So standen die Jugendlichen in der großen Pause um Nannas Körbchen herum und plauderten. Alle schienen sich zu beteiligen, alle, bis auf einen. Ralph stand zwar in der Runde, hatte aber bisher kein Wort gesagt, beobachtete und war zunächst verwirrt. Pippa war so in ihre Gespräche vertieft, dass sie ihn nicht beachtete, aber Leo war aufmerksam und bemerkte wie sich seine Lippen zusammenpressten und er die Stirn in Falten legte. Gleichzeitig ballte er die Fäuste mit solchem Ingrimm, dass die Knöchel weiß wurden. Endlich holte er mit dem Fuß aus, so wie er es wohl vom Fußballspielen gewohnt war, um den Ball zu treten, doch da war kein Ball. In dem Moment, in dem er das Bein nach vorne schnellen ließ war Leo klar was er vorhatte. Geistesgegenwärtig stellte sie ihr Bein dazwischen, knappe 20 Zentimeter bevor er das Körbchen berührte. Ein lautes Knacken von Knochen war zu vernehmen. Es hörte sich an, als würden zwei Holzstücke hart aufeinandergeschlagen. Dann war es mucksmäuschenstill. Pippa hatte das Körbchen mit Nanna aufgehoben, am ganzen Leib zitternd bei dem Gedanken was passiert wäre, wenn Leo nicht so tapfer dazwischen gegangen wäre. Ralph war kein schlechter Fußballer. Hätte er das Körbchen mit aller Wucht getroffen, wäre es wohl an die Wand geschlagen und Nanna herausgefallen.

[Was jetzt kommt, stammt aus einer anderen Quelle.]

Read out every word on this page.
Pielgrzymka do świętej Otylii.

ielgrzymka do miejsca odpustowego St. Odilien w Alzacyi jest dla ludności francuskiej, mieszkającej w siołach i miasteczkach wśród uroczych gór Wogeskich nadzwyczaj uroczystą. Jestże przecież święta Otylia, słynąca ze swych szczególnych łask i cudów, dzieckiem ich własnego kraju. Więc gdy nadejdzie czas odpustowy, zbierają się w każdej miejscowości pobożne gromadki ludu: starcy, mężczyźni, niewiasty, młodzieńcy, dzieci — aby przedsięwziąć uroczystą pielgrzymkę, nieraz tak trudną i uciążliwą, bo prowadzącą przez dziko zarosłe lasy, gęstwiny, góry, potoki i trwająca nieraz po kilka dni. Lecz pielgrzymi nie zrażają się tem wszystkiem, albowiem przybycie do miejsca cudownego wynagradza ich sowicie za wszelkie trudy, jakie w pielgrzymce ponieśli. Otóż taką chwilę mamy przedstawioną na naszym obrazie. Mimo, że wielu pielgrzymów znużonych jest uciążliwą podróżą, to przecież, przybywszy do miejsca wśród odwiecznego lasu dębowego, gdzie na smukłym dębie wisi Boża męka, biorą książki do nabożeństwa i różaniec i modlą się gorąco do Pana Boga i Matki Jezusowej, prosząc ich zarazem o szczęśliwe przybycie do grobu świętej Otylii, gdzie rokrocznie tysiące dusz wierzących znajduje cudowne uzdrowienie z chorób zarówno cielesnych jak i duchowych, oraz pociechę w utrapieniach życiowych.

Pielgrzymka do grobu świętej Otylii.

„Danke Leo“, konnte Pippa nur flüstern.

„Danke, dass sie mir den Fuß gebrochen hat?“, entfuhr es Ralph, so dass er seiner Wut endlich freien Lauf lassen konnte, und sei es nur verbal.

„Und Du hättest die Kleine schwer verletzt“, entgegnete Leo ihrem ebenfalls am Boden sitzenden Kontrahenten.

„Wen interessiert denn schon ein Schwein, außer als Schnitzel“, sagte er grinsend.

„Dieses kleine Schweinchen ist mehr wert als Du, denn es würde niemandem etwas zu leide tun“, meinte Leo knapp und sachlich, während sie Ralph nicht aus den Augen ließ. Verblüffung zeichnete sich in seinen Augen ab, doch bevor er noch etwas erwidern konnte, kamen Sanitäter in die Klasse. Irgendwer musste die Rettung verständigt haben. Professionell beförderten sie die beiden Verletzten ins Krankenhaus. Der Rest des Vormittags verging in entsprechend gedämpfter Atmosphäre.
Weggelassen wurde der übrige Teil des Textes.